Wills sometimes indicate that the deceased did not enjoy a good relationship with their family;
- Peter Flood, of 18 New St Johns Road, St Helier, in a 1942 will, decreed that 'If none of his relatives come to his funeral' he bequeathed 'a number of personal effects to the Little Sisters of the Poor'.
- Ethel Sebire of Coniston, Oxford Road, St Helier, was even less hopeful. Her 1948 will instructed that she bequeathed to the Blind Society all the money that her household furniture would fetch, and to the Aged People in Regents Road any money left after her funeral expenses had been paid, noting that 'she leaves nothing to any of the family because they never bothered about her, and no mourning or flowers by special request'.
Codicils are frequently to be found amending or cancelling bequests, perhaps because the legatee has died, or was no longer in favour with the will maker.
The list of artists whose works are specified as bequests in wills includes many of the greatest known. It would be interesting to know where these works are to be found today.
Among the more bizarre bequests are that of Edmund Wright Younger, of St Brelade, who bequeathed his 'secrets in connection with his magic and blueprint plan of illusions' to a Mr Wilson.
On a more sombre note, it is interesting to record that will makers frequently expressed fears that they might not really be dead when the time came for their burial. The following is a typical request:
- Laurence Yates, Mon Rêve, Route Orange, St Brelade ... desires that an artery be opened at his death and that his coffin is not closed down until distinct signs of mortification have set in.

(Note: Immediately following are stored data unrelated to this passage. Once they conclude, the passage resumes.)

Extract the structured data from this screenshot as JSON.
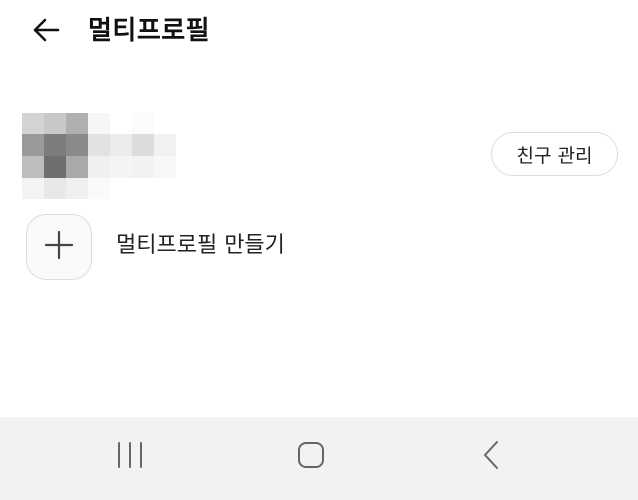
{
  "header": {
    "back_icon": "arrow-left-icon",
    "title": "멀티프로필"
  },
  "profile": {
    "avatar_note": "pixelated-avatar",
    "friend_manage_label": "친구 관리"
  },
  "add_profile": {
    "icon": "plus-icon",
    "label": "멀티프로필 만들기"
  },
  "navbar": {
    "recent_icon": "recent-apps-icon",
    "home_icon": "home-icon",
    "back_icon": "nav-back-icon"
  },
  "colors": {
    "background": "#ffffff",
    "navbar": "#f2f2f2",
    "border": "#dddddd",
    "text": "#111111"
  }
}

Sometimes records indicate that all was not quite as it seemed when the original will was registered:
- 'Copy of the Act from the Royal Court dated 2 July 1938 relating that Frank Augustus Swetting is the name of the testator whose will was passed on 18 March 1938 under the name of Francis Seaton and that Dorothy Hawkins who was granted probate of the Will was not the wife of the testator, but Florence Ethel Thackham was - 23 September 1938'
The records contain many documents relating to wills made and registered overseas. Often it is not clear from the index what connection the testators had with Jersey. Sometimes they relate to property in Jersey being bequeathed by will makers who have no other personal connection with the island. Sometimes they indicate that the testator originated in Jersey but has died while living a long way distant.

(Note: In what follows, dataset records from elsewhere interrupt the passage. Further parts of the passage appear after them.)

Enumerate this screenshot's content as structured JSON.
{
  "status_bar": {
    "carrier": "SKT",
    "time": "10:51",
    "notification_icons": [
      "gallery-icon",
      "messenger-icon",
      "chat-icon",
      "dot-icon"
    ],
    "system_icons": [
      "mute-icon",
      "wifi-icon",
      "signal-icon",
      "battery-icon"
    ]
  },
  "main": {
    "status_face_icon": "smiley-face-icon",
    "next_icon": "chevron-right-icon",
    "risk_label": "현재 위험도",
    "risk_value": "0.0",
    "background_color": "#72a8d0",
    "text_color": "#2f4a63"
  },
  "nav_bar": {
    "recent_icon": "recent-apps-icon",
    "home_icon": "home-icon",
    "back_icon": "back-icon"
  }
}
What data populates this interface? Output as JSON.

As already referred to above, in the 1990s New Zealand genealogist Keith Vautier extracted the details of wills relevant to his family from Jersey Royal Court records. He created an index for the period 1660-1829 from the microfilms created in 1965 by the LDS.
He included in his index names of the spouse, children, relative, or other legatee for each entry. These old records were written in French and the writing is often very difficult to decipher.